Although a shortage of radiologists is being experienced UK-wide, leading clinicians say they have been warning the Scottish Government for at least 15 years that the crisis was looming.

They say they were left frustrated that money was not ploughed in sooner to fund extra traineeships for junior doctors wanting to specialise in radiology, especially as the number of suitable candidates has consistently outstripped the number of available places.

On average, for every four people who apply, only one gets taken on.

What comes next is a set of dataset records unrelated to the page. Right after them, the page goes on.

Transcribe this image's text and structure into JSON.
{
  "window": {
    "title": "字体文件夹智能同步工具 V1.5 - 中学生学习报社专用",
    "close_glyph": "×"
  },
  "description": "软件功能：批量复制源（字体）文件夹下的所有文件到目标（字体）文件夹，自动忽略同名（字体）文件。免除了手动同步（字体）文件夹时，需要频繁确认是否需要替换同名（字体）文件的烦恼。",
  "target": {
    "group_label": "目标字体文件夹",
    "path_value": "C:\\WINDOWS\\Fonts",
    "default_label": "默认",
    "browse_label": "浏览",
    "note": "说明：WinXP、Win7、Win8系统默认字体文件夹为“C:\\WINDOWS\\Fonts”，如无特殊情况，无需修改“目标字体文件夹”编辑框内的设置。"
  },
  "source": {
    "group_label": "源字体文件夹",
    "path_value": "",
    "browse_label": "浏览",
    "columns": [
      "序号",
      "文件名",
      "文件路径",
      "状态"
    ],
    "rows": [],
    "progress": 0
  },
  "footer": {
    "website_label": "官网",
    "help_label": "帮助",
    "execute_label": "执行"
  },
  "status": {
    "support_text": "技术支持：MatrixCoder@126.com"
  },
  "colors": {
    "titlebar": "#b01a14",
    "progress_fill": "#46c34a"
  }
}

In 2017, the Scottish Government finally pledged £3 million to fund an extra 50 extra trainee radiologist places over five years, but it is still considered far short of the number needed.

Dr Baxter added: “The only reliable and guaranteed solution is to train more radiologists.

"Hundreds of young doctors apply and many are unsuccessful due to lack of available posts."

Ironically, the vacancy crisis does not mean there are fewer radiologists working in Scotland.

In fact, the number of consultant radiologists is at a record high of 504 - up 32% in 10 years. However, demand for radiology has grown exponentially as the population ages and cancer incidence grows.

Meanwhile, France has nearly three times as many radiologists per person than the UK, and Germany and Spain both have around twice as many.

Gregor McNie, Head of External Affairs said: “With an ageing population, more people being screened and a focus on early detection, shortages in the cancer workforce will become an ever growing problem unless this is addressed now.”

Scottish Conservative shadow health secretary Miles Briggs said radiologist shortages are "acute" in some areas, adding: “The fact the SNP government has failed so miserably to attract sufficient numbers is deeply disappointing."

Scottish Labour shadow health secretary Monica Lennon called on Health Secretary Jeane Freeman to "get to grips with the growing staffing crisis in our hospitals”.

A Scottish Government spokesman said: “Radiology continues to experience acute shortages worldwide, which is why we have taken action to both increase training places and improve recruitment.

"By 2022 we will have increased specialty training places in radiology by approximately 75% from 2014 levels.

“The international radiology recruitment campaign, launched in 2018, generated interest from clinicians around the globe.  Health boards are now finalising a number of offers of appointment.” 

NHS Greater Glasgow and Clyde stressed that while they did not fill any posts through the official global recruitment drive, they had hired 10 radiologists through their own training programme and were "actively trying to recruit a further five". 

A spokeswoman said: "Eight were appointed last year and a further two were appointed in January.

"Although we did not appoint anyone through the global recruitment drive we did recruit the new radiologists as part of our successful training programme with trainees coming to Glasgow from across the world.

"To have secured ten clearly shows that, as a Board, we are viewed as an attractive and prestigious employer."